We are trying to create a Cloud Dataflow pipeline to do a simple work count on any kind of text file. We’ll be using a wordcount function that is included in the apache_beam SDK package. It basically takes any text file and parse each lines into words, then perform a word frequency count.
Prerequisites:
- Enable the Dataflow, Compute Engine, Cloud Logging, Cloud Storage, Google Cloud Storage JSON, BigQuery, Cloud Pub/Sub, Cloud Datastore, and Cloud Resource Manager APIs
- Create a new Cloud Storage bucket
We’re going to use the Cloud Shell to create the pipeline so no need to set up a virtual environment
1. Get Apache BEAM SDK
Install python wheel
pip install wheel
Install latest BEAM SDK
pip install 'apache-beam[gcp]'
2. Run the pipeline locally in Cloud Shell to test
python -m apache_beam.examples.wordcount \ --output output-test
Click ‘Authorize’ when asked by Cloud shell. The code by default run the word count on the Shakespeare’s play King Lear. After the run is finished we should see a output-test file created in our directory.
Use `vim output*` to view the output file you’ll see it counts the words appearance and list it out in the file.

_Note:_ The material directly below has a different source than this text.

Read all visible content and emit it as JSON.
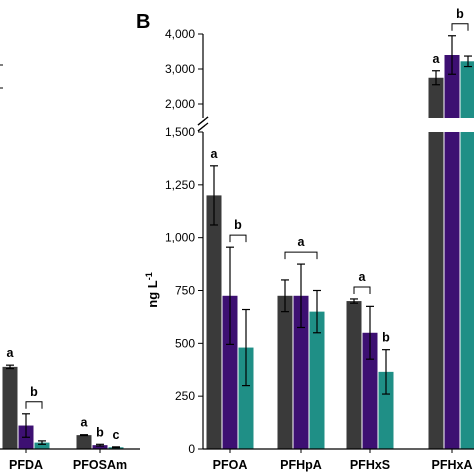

3. Run the pipeline on Dataflow service
For demonstration, we are counting words from another Shakespeare’s play Macbeth. Enter the following code to your Cloud console.
python -m apache_beam.examples.wordcount \ --region asia-east2 \ --input gs://dataflow-samples/shakespeare/macbeth.txt \ --output gs://bucket-for-quickstart-gary/results/outputs \ --runner DataflowRunner \ --project gary-yiu-001 \ --temp_location gs://bucket-for-quickstart-gary/tmp/
Google cloud will then create the Dataflow job and the necessary resources to run the job. Go to Airflow from drop down menu, we can see our Dataflow job was created.
Click into the job name, we can see the details and each stage of the job. Also the resources that are being used are displayed.
After the job is done, we’ll get the following message in the Cloud console. We can go ahead to our bucket to see the output of the job.
Copy the output text files to our Cloud console to take a look of the content
gsutil cp gs://bucket-for-quickstart-gary/results/* . vim outputs-00001-of-00003
Now we can confirmed we successfully built our Dataflow pipeline 😀 Remember to delete our bucket to avoid unnecessary cost.